XTH23 Antibody

What is XTH23 and why is it important in plant biology research?

XTH23 is a member of the xyloglucan endotransglucosylase/hydrolase family that plays critical roles in cell wall modification and reorganization during plant development. It is particularly important for lateral root development and salt stress responses in plants . XTH23, along with other XTH proteins, facilitates the cutting and rejoining of xyloglucan polymers in the cell wall, which is essential for cell expansion, differentiation, and adaptation to environmental stresses. Research on XTH23 provides valuable insights into plant growth mechanisms, stress responses, and cell wall dynamics .

What are the common applications of XTH23 antibodies in plant research?
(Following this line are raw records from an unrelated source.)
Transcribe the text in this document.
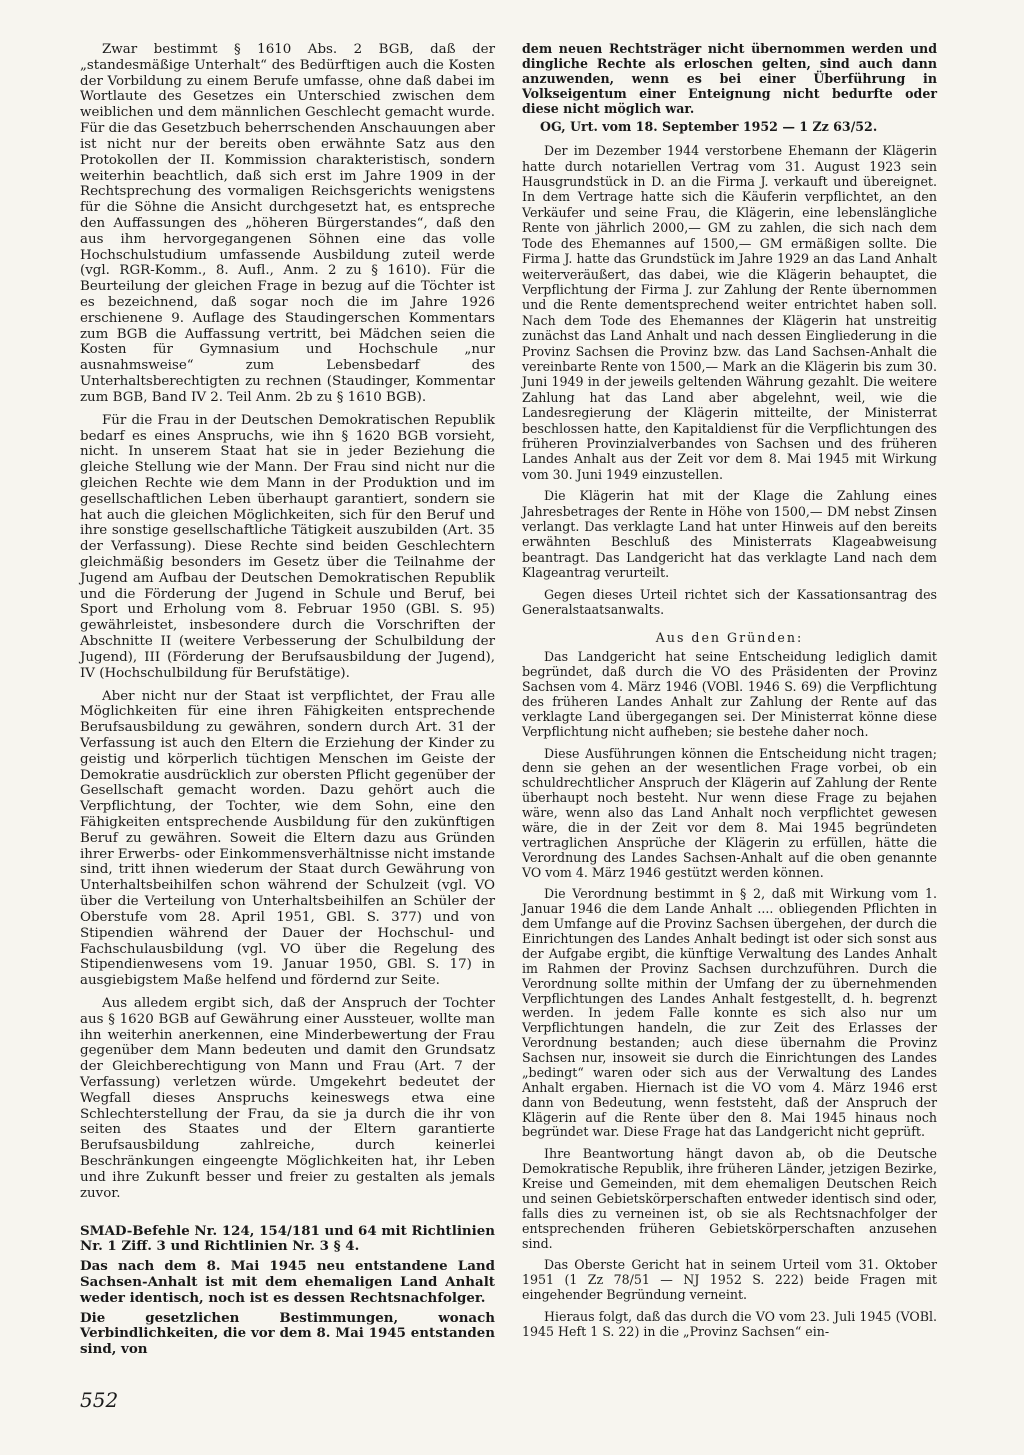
Zwar bestimmt § 1610 Abs. 2 BGB, daß der „standesmäßige Unterhalt“ des Bedürftigen auch die Kosten der Vorbildung zu einem Berufe umfasse, ohne daß dabei im Wortlaute des Gesetzes ein Unterschied zwischen dem weiblichen und dem männlichen Geschlecht gemacht wurde. Für die das Gesetzbuch beherrschenden Anschauungen aber ist nicht nur der bereits oben erwähnte Satz aus den Protokollen der II. Kommission charakteristisch, sondern weiterhin beachtlich, daß sich erst im Jahre 1909 in der Rechtsprechung des vormaligen Reichsgerichts wenigstens für die Söhne die Ansicht durchgesetzt hat, es entspreche den Auffassungen des „höheren Bürgerstandes“, daß den aus ihm hervorgegangenen Söhnen eine das volle Hochschulstudium umfassende Ausbildung zuteil werde (vgl. RGR-Komm., 8. Aufl., Anm. 2 zu § 1610). Für die Beurteilung der gleichen Frage in bezug auf die Töchter ist es bezeichnend, daß sogar noch die im Jahre 1926 erschienene 9. Auflage des Staudingerschen Kommentars zum BGB die Auffassung vertritt, bei Mädchen seien die Kosten für Gymnasium und Hochschule „nur ausnahmsweise“ zum Lebensbedarf des Unterhaltsberechtigten zu rechnen (Staudinger, Kommentar zum BGB, Band IV 2. Teil Anm. 2b zu § 1610 BGB).

Für die Frau in der Deutschen Demokratischen Republik bedarf es eines Anspruchs, wie ihn § 1620 BGB vorsieht, nicht. In unserem Staat hat sie in jeder Beziehung die gleiche Stellung wie der Mann. Der Frau sind nicht nur die gleichen Rechte wie dem Mann in der Produktion und im gesellschaftlichen Leben überhaupt garantiert, sondern sie hat auch die gleichen Möglichkeiten, sich für den Beruf und ihre sonstige gesellschaftliche Tätigkeit auszubilden (Art. 35 der Verfassung). Diese Rechte sind beiden Geschlechtern gleichmäßig besonders im Gesetz über die Teilnahme der Jugend am Aufbau der Deutschen Demokratischen Republik und die Förderung der Jugend in Schule und Beruf, bei Sport und Erholung vom 8. Februar 1950 (GBl. S. 95) gewährleistet, insbesondere durch die Vorschriften der Abschnitte II (weitere Verbesserung der Schulbildung der Jugend), III (Förderung der Berufsausbildung der Jugend), IV (Hochschulbildung für Berufstätige).

Aber nicht nur der Staat ist verpflichtet, der Frau alle Möglichkeiten für eine ihren Fähigkeiten entsprechende Berufsausbildung zu gewähren, sondern durch Art. 31 der Verfassung ist auch den Eltern die Erziehung der Kinder zu geistig und körperlich tüchtigen Menschen im Geiste der Demokratie ausdrücklich zur obersten Pflicht gegenüber der Gesellschaft gemacht worden. Dazu gehört auch die Verpflichtung, der Tochter, wie dem Sohn, eine den Fähigkeiten entsprechende Ausbildung für den zukünftigen Beruf zu gewähren. Soweit die Eltern dazu aus Gründen ihrer Erwerbs- oder Einkommensverhältnisse nicht imstande sind, tritt ihnen wiederum der Staat durch Gewährung von Unterhaltsbeihilfen schon während der Schulzeit (vgl. VO über die Verteilung von Unterhaltsbeihilfen an Schüler der Oberstufe vom 28. April 1951, GBl. S. 377) und von Stipendien während der Dauer der Hochschul- und Fachschulausbildung (vgl. VO über die Regelung des Stipendienwesens vom 19. Januar 1950, GBl. S. 17) in ausgiebigstem Maße helfend und fördernd zur Seite.

Aus alledem ergibt sich, daß der Anspruch der Tochter aus § 1620 BGB auf Gewährung einer Aussteuer, wollte man ihn weiterhin anerkennen, eine Minderbewertung der Frau gegenüber dem Mann bedeuten und damit den Grundsatz der Gleichberechtigung von Mann und Frau (Art. 7 der Verfassung) verletzen würde. Umgekehrt bedeutet der Wegfall dieses Anspruchs keineswegs etwa eine Schlechterstellung der Frau, da sie ja durch die ihr von seiten des Staates und der Eltern garantierte Berufsausbildung zahlreiche, durch keinerlei Beschränkungen eingeengte Möglichkeiten hat, ihr Leben und ihre Zukunft besser und freier zu gestalten als jemals zuvor.

SMAD-Befehle Nr. 124, 154/181 und 64 mit Richtlinien Nr. 1 Ziff. 3 und Richtlinien Nr. 3 § 4.

Das nach dem 8. Mai 1945 neu entstandene Land Sachsen-Anhalt ist mit dem ehemaligen Land Anhalt weder identisch, noch ist es dessen Rechtsnachfolger.

Die gesetzlichen Bestimmungen, wonach Verbindlichkeiten, die vor dem 8. Mai 1945 entstanden sind, von

dem neuen Rechtsträger nicht übernommen werden und dingliche Rechte als erloschen gelten, sind auch dann anzuwenden, wenn es bei einer Überführung in Volkseigentum einer Enteignung nicht bedurfte oder diese nicht möglich war.

OG, Urt. vom 18. September 1952 — 1 Zz 63/52.

Der im Dezember 1944 verstorbene Ehemann der Klägerin hatte durch notariellen Vertrag vom 31. August 1923 sein Hausgrundstück in D. an die Firma J. verkauft und übereignet. In dem Vertrage hatte sich die Käuferin verpflichtet, an den Verkäufer und seine Frau, die Klägerin, eine lebenslängliche Rente von jährlich 2000,— GM zu zahlen, die sich nach dem Tode des Ehemannes auf 1500,— GM ermäßigen sollte. Die Firma J. hatte das Grundstück im Jahre 1929 an das Land Anhalt weiterveräußert, das dabei, wie die Klägerin behauptet, die Verpflichtung der Firma J. zur Zahlung der Rente übernommen und die Rente dementsprechend weiter entrichtet haben soll. Nach dem Tode des Ehemannes der Klägerin hat unstreitig zunächst das Land Anhalt und nach dessen Eingliederung in die Provinz Sachsen die Provinz bzw. das Land Sachsen-Anhalt die vereinbarte Rente von 1500,— Mark an die Klägerin bis zum 30. Juni 1949 in der jeweils geltenden Währung gezahlt. Die weitere Zahlung hat das Land aber abgelehnt, weil, wie die Landesregierung der Klägerin mitteilte, der Ministerrat beschlossen hatte, den Kapitaldienst für die Verpflichtungen des früheren Provinzialverbandes von Sachsen und des früheren Landes Anhalt aus der Zeit vor dem 8. Mai 1945 mit Wirkung vom 30. Juni 1949 einzustellen.

Die Klägerin hat mit der Klage die Zahlung eines Jahresbetrages der Rente in Höhe von 1500,— DM nebst Zinsen verlangt. Das verklagte Land hat unter Hinweis auf den bereits erwähnten Beschluß des Ministerrats Klageabweisung beantragt. Das Landgericht hat das verklagte Land nach dem Klageantrag verurteilt.

Gegen dieses Urteil richtet sich der Kassationsantrag des Generalstaatsanwalts.

Aus den Gründen:

Das Landgericht hat seine Entscheidung lediglich damit begründet, daß durch die VO des Präsidenten der Provinz Sachsen vom 4. März 1946 (VOBl. 1946 S. 69) die Verpflichtung des früheren Landes Anhalt zur Zahlung der Rente auf das verklagte Land übergegangen sei. Der Ministerrat könne diese Verpflichtung nicht aufheben; sie bestehe daher noch.

Diese Ausführungen können die Entscheidung nicht tragen; denn sie gehen an der wesentlichen Frage vorbei, ob ein schuldrechtlicher Anspruch der Klägerin auf Zahlung der Rente überhaupt noch besteht. Nur wenn diese Frage zu bejahen wäre, wenn also das Land Anhalt noch verpflichtet gewesen wäre, die in der Zeit vor dem 8. Mai 1945 begründeten vertraglichen Ansprüche der Klägerin zu erfüllen, hätte die Verordnung des Landes Sachsen-Anhalt auf die oben genannte VO vom 4. März 1946 gestützt werden können.

Die Verordnung bestimmt in § 2, daß mit Wirkung vom 1. Januar 1946 die dem Lande Anhalt .... obliegenden Pflichten in dem Umfange auf die Provinz Sachsen übergehen, der durch die Einrichtungen des Landes Anhalt bedingt ist oder sich sonst aus der Aufgabe ergibt, die künftige Verwaltung des Landes Anhalt im Rahmen der Provinz Sachsen durchzuführen. Durch die Verordnung sollte mithin der Umfang der zu übernehmenden Verpflichtungen des Landes Anhalt festgestellt, d. h. begrenzt werden. In jedem Falle konnte es sich also nur um Verpflichtungen handeln, die zur Zeit des Erlasses der Verordnung bestanden; auch diese übernahm die Provinz Sachsen nur, insoweit sie durch die Einrichtungen des Landes „bedingt“ waren oder sich aus der Verwaltung des Landes Anhalt ergaben. Hiernach ist die VO vom 4. März 1946 erst dann von Bedeutung, wenn feststeht, daß der Anspruch der Klägerin auf die Rente über den 8. Mai 1945 hinaus noch begründet war. Diese Frage hat das Landgericht nicht geprüft.

Ihre Beantwortung hängt davon ab, ob die Deutsche Demokratische Republik, ihre früheren Länder, jetzigen Bezirke, Kreise und Gemeinden, mit dem ehemaligen Deutschen Reich und seinen Gebietskörperschaften entweder identisch sind oder, falls dies zu verneinen ist, ob sie als Rechtsnachfolger der entsprechenden früheren Gebietskörperschaften anzusehen sind.

Das Oberste Gericht hat in seinem Urteil vom 31. Oktober 1951 (1 Zz 78/51 — NJ 1952 S. 222) beide Fragen mit eingehender Begründung verneint.

Hieraus folgt, daß das durch die VO vom 23. Juli 1945 (VOBl. 1945 Heft 1 S. 22) in die „Provinz Sachsen“ ein-

552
XTH23 antibodies are primarily used for:

• Immunolocalization of XTH23 protein in plant tissues to determine spatial expression patterns

• Western blot analysis to quantify XTH23 protein levels in different tissues or under various treatments

• Immunoprecipitation to study protein-protein interactions involving XTH23

• Validation of gene expression studies by correlating transcript and protein levels

• Functional characterization of XTH23 in transgenic or mutant plant lines

These applications help researchers understand the role of XTH23 in cell wall modification during developmental processes and stress responses.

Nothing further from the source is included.